Parliamo dunque di provvedimenti eccezionali e urgenti, dal presumibile impatto dirompente, per promuovere l'occupazione giovanile. Parliamone seriamente, perché coi giovani non si scherza. Men che meno con quelli senza lavoro. E anche perché quando si parla di Europa occorre essere precisi: demagogia e interessi di bottega hanno fatto già abbastanza danni alla causa europea.

 

Per cominciare, dobbiamo rilevare come i toni usati dal governo abbiano lasciato freddi altri interlocutori, di una qualche importanza. Pur dando una sorta di via libera, si sono lamentati i sindacati ("molte parole e poca concertazione", rimprovera Susanna Camuso). Hanno avuto da ridire i giuslavoristi: l'Agi, Associazione degli avvocati giuslavoristi italiani, ringraziando per essere stata convocata in Senato per un'audizione, esprime un giudizio severo sulla liberalizzazione ulteriore del contratto a tempo determinato, individuato come il punto più critico nel decreto, in quanto "la stratificazione continua di interventi modificativi ha da sempre costituito uno dei poli attrattivi d'elezione del contenzioso lavoristico". Hanno gettato acqua sul fuoco gli esperti addetti ai lavori, che ai numeri annunciati dal ministro hanno contrapposto analisi accurate e argomentate che ridimensionano, non di poco, gli effetti prevedibili. Poco meno di 30mila assunzioni per anno, per lo più già decise dalle imprese in precedenza (Tito Boeri su "Lavoce.info").

 

Proviamo dunque a fare un po' più di chiarezza per non alimentare illusioni e anche per non confondere le idee.

 

In primo luogo, aver dato l'annuncio del decreto a margine dell'incontro di Bruxelles può prestarsi ad un equivoco. L'Europa non c'entra. L'Europa chiede agli Stati membri di adoperarsi per ridurre drasticamente la quota di giovani tra i 15 e i 24 anni che non sono occupati e non frequentano né corsi di studio né programmi di formazione (l'ormai tristemente famoso acronimo Neet) e indica una serie di misure da adottare, destinando a questo scopo i fondi di cui si è parlato a margine della riunione di Bruxelles (il famoso miliardo e mezzo di euro vantato da Letta in quella occasione).  Con quei fondi e con quel programma (detto "Garanzia per i Giovani") questo decreto non c'entra per nulla, se non per un articolo (il n. 5) che, come accennato all'inizio, prevede l'istituzione di una (ennesima) cabina di regia presso il ministero del Lavoro. E' pur vero che l'incentivo alle assunzioni previsto all'art. 1 è finanziato (per la parte riguardante il Mezzogiorno, che è la parte principale) dal Fondo Sociale Europeo, ma si tratta delle risorse residue di un programma che è in via di esaurimento (termina alla fine dell'anno in corso) e la cui pianificazione risale a sette anni fa.

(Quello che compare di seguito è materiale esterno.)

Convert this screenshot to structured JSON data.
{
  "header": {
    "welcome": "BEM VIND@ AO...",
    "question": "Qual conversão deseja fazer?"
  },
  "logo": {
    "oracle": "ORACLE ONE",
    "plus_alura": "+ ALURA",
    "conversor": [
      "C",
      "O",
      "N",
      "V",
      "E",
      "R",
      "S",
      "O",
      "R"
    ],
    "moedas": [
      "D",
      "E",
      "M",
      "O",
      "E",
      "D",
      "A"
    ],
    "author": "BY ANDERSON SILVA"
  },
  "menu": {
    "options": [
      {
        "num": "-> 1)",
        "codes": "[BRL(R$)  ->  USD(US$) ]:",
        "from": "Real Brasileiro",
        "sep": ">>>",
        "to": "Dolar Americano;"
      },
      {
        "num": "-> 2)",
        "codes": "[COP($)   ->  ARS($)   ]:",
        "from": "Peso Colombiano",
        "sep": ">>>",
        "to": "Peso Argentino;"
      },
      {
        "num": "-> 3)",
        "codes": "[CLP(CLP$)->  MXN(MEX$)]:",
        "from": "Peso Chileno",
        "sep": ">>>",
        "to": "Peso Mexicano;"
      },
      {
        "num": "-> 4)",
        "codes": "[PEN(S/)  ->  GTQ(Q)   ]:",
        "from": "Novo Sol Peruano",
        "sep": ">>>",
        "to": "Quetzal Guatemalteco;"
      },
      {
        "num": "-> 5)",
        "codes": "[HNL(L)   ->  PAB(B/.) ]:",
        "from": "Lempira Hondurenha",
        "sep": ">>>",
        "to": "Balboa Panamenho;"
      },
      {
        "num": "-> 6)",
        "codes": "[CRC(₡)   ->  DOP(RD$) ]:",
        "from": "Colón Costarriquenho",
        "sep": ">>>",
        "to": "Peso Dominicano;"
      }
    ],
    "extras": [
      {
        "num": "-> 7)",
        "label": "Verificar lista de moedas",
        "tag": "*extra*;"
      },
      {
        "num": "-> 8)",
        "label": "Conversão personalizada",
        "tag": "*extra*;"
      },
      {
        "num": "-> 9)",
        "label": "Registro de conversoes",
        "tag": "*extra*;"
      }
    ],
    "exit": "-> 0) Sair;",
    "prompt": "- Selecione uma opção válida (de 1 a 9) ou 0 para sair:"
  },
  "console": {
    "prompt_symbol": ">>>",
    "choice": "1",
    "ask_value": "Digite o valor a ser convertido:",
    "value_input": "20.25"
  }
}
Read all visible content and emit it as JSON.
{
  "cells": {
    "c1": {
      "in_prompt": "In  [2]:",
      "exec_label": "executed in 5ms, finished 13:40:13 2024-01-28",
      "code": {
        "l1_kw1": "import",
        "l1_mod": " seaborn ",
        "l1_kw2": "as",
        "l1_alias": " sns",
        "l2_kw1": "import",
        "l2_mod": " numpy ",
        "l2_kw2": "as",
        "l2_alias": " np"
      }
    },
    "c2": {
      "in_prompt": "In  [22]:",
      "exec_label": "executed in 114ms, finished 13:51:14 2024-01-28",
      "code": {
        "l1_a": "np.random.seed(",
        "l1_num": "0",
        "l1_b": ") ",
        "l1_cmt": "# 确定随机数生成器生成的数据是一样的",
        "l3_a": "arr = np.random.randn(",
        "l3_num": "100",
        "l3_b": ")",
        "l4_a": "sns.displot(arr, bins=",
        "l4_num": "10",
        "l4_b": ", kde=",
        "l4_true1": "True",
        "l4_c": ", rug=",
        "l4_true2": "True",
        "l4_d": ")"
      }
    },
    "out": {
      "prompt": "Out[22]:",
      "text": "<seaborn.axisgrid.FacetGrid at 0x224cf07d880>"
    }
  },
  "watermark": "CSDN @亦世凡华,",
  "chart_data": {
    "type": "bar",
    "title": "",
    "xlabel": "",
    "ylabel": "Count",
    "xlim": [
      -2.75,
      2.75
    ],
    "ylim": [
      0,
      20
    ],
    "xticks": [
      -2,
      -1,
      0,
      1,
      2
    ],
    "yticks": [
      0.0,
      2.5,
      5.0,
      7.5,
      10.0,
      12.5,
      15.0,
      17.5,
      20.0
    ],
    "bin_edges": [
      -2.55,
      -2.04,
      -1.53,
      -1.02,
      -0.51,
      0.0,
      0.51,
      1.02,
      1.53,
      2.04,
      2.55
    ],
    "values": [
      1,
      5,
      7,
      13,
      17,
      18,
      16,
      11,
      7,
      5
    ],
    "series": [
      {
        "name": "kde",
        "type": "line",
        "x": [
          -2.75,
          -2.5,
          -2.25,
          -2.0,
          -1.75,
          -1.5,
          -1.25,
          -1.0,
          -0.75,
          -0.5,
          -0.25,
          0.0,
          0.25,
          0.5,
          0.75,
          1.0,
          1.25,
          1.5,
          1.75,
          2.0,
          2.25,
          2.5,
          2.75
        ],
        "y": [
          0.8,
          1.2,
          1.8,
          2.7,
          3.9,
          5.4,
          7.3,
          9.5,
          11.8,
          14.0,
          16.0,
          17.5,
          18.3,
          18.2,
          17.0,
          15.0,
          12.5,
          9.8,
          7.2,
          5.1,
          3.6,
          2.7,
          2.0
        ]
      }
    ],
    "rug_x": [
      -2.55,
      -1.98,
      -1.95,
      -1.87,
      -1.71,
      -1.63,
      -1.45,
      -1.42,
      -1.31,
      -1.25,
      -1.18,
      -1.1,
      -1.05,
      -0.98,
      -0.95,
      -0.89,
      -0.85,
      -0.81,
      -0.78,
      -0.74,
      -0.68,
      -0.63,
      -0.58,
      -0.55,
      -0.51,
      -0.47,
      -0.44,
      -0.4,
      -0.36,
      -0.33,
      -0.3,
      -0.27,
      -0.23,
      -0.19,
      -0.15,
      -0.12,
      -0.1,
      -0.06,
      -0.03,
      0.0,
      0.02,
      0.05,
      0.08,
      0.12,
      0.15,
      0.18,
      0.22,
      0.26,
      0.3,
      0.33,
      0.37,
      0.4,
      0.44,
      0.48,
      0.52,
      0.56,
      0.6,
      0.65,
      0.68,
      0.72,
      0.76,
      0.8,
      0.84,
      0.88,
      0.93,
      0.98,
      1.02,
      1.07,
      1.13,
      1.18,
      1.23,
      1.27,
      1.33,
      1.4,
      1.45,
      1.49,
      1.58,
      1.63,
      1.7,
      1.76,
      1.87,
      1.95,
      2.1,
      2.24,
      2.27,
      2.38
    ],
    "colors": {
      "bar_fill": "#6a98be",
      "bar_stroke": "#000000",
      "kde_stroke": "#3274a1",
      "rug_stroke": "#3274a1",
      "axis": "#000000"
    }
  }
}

Dato all'Europa quel che le spetta, il decreto si rivolge ad altri giovani. Una fascia più larga di quella "europea" (si arriva ai 29 anni) ma non tutta quella su cui pesa la crisi (che si estende quanto meno fino ai 35 anni). Favorisce il Mezzogiorno, giustamente: il tasso di Neet nelle regioni del Mezzogiorno rispetto al resto del Paese è, ahinoi, imparagonabile. Dopo di che, di quali soggetti incentiva l'assunzione?

 

Qui il provvedimento merita un esame un po' più attento. Perché sembra quasi voler dissimulare la sua matrice e le sue finalità. Molti ricorderanno probabilmente la reazione piccata di Letta ai commenti negativi sul decreto che hanno invaso la rete nei giorni successivi al suo annuncio (in buona parte su input del blog di Beppe Grillo). Il decreto prevede tre condizioni per accedere all'incentivo: disoccupati da 6 mesi, con licenzia media, single o con persone a carico. Se fosse necessario rispettarle tutte e tre (questa la sostanza delle critiche) resterebbe probabilmente lettera morta. Quanti sono quelli che, disoccupati da almeno sei mesi, hanno solo la licenza media e vivono soli o con persone a carico (sia pure nel Mezzogiorno)? Sbagliavano i critici, ha spiegato il premier. Non occorre soddisfare le tre condizioni, ne basta una sola.

 

Ma che cosa significa questa precisazione? Che l'incentivo è rivolto anche a NON disoccupati: riguarda cioè anche personale che ha già un posto di lavoro. Anche a tempo indeterminato, se proviene da un'altra azienda. Con una forma diversa di contratto (a tempo determinato o atipico) se già in servizio nella stessa azienda (in questo caso il posto a tempo o con atipico andrà rimpiazzato), purché siano a bassa scolarità ovvero single o con persone a carico. Dunque l'incentivo andrà ai datori di lavoro che assumeranno o stabilizzeranno lavoratori impegnati in mansioni esecutive e/o ripetitive, presumibilmente maschi, single o con moglie disoccupata. Per le femmine, difficile che si vada oltre una quota (minoritaria) di single. Come giudicare?

 

Si potrebbe dire che è comunque un modo per abbassare il costo del lavoro (per i datori di lavoro, però). Una destinazione che può risultare più digeribile rispetto all'esenzione Imu per le rendite catastali più elevate. Ma è difficile ipotizzare che possa dare un impulso serio all'occupazione ed essere accolta con entusiasmo dai giovani disoccupati.

 

Al di là di tutto questo, riproduce stancamente uno schema e un modello produttivo (oltre che un modello di sviluppo) che è proprio quello da cui l'Italia deve uscire per tornare a offrire una prospettiva ai suoi giovani (e ai suoi cittadini in genere). La cosiddetta "via bassa", quella senza innovazione, senza contenuto conoscitivo elevato. Competitività ricercata comprimendo i salari di una forza lavoro dequalificata. Una produzione poco competitiva sui mercati del mondo e poco appetibile: come processi, per chi ci lavora; come beni e servizi prodotti, per quelli a cui sono destinati.

 

Un governo "di servizio", per l'emergenza, dovrebbe proporsi di introdurre qualche novità - pazienza se poche e circoscritte - in controtendenza rispetto alla deriva della crisi. Se il cacciavite viene usato nel solito vecchio modo, senza lo straccio di un'idea nella testa, si tira a campare. Mentre nel Paese sempre più gente tira le cuoia.